Innovation was not only required in the technology employed, but in the business model of what was at the time an industry starved of the required skill sets.

 

Three years ago, future growth at structural-steel fabrication and erection company Alfasi Group was under threat because the company was beginning to exhaust the capacity of the detailing subcontractor industry.

The family business was founded by Avri Alfasi (pictured, centre, with fellow directors Saar Alfasi, left, and Gill D’Vier) when he opened a metal workshop in 1980, employs 250 and turned over more than $80 million in 2006-07. It now produces 8000 to 10,000 tonnes a year of fabricated steel.

But around 2004, the company’s continued growth was threatened by a shortage of subcontractors with detailing skills. Alfasi was not missing out on jobs but it could smell an industry trend and decided to act.

Director Saar Alfasi says: “We were using so much of subcontractors’ capacity that it just became impractical… We could see that the capacity within the entire shop detailing industry was shrinking.”

There was a shortage of skilled steel detailers – who draft steel fabrication drawings and erection plans based on architectural and engineering drawings – and there no trade courses available to replenish numbers, despite it being a very specialised skill.

The company responded by bringing the work inhouse and building up its own steel design and detailing branch.

Managing to find “enough of the right people and not too many of the wrong people” was a key issue, for the entire company as well as for the detailing branch.

As part of building up its detailing capability, the company hired 15 people from the Philippines and is now considering hiring in the UK. Although it usually takes about three months to train an overseas recruit to produce detailing to Alfasi’s standards, all the trainees have turned out to be a good fit, Alfasi says.

Enticing local detailers on board was problematic. They were hesitant at first about joining the company because of the unusual business model.

Saar Alfasi says potential recruits had to be persuaded that the concept wasn’t “just a pie-in-the-sky idea, something that we’ll start and then give up on”. Their fear was that detailing would be a mere adjunct to the company’s fabrication and that they would have to look for another employer when Alfasi’s detailing work ran out.

Crucial to overcoming the problem was having a well-connected manager on staff who had 30 years’ of experience in the drafting industry and who was able to persuade people to join the company. Another attraction has been offering salaries that are in line with the mining industry, which has lured many detailers to it.

The decision has paid off, and the new department has become a profit centre. The group now employs 35 draftsmen, who provide a service for the entire company, including for Alfasi’s projects in Asia and the Middle East.

Alfasi says the move has helped the company win customers and projects for its steel construction business, “because everyone recognises the criticality of shop detailing in the whole steel construction business, and everyone recognises there are just not enough detailers.

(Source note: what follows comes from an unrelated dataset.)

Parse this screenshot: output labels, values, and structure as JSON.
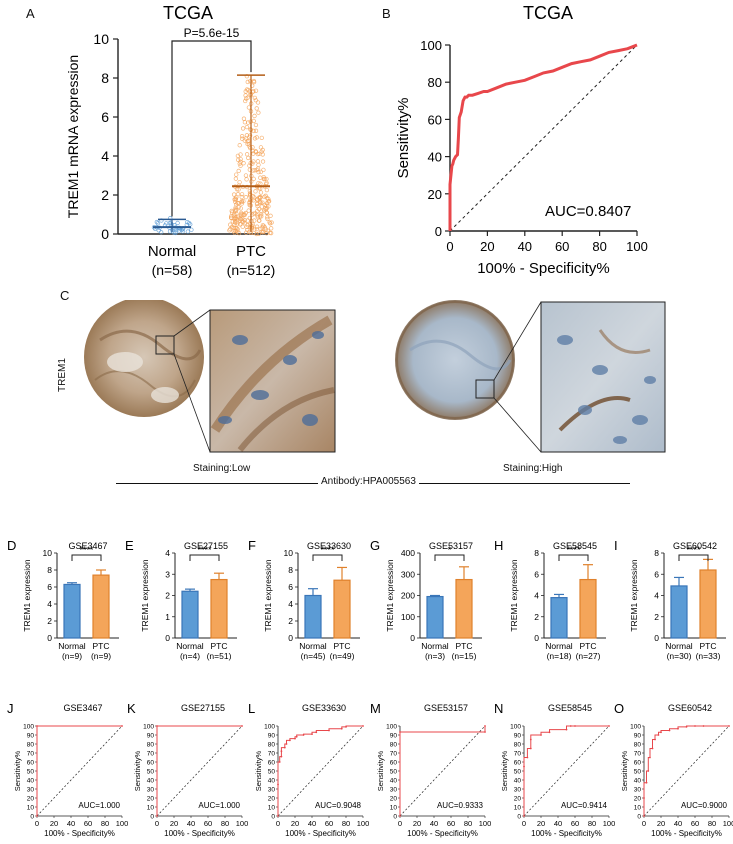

“Sure, some fabricators have detailers that work for them. They might have one, or two, or three. But we have 35 and we’ve set it up as an ongoing business, which we want to take national and international. We want that business to be a major player in shop detailing in its own right.”

Alfasi would not elaborate on how much extra growth came from the strategy, except to say “it has been very profitable. It’s been a worthwhile experience.”

The company now wants to pursue the detailing market in the United States over the next 12 to 18 months. Alfasi says the US requires a large amount of offshore detailing services to supplement its local supply. He will make sure the local detailing business can handle the process before he goes ahead. Alongside the US strategy would be a tilt at supplying detailing to the mining industry.

Alfasi hopes the company will have about 70 detailers on its payroll in about three years from now.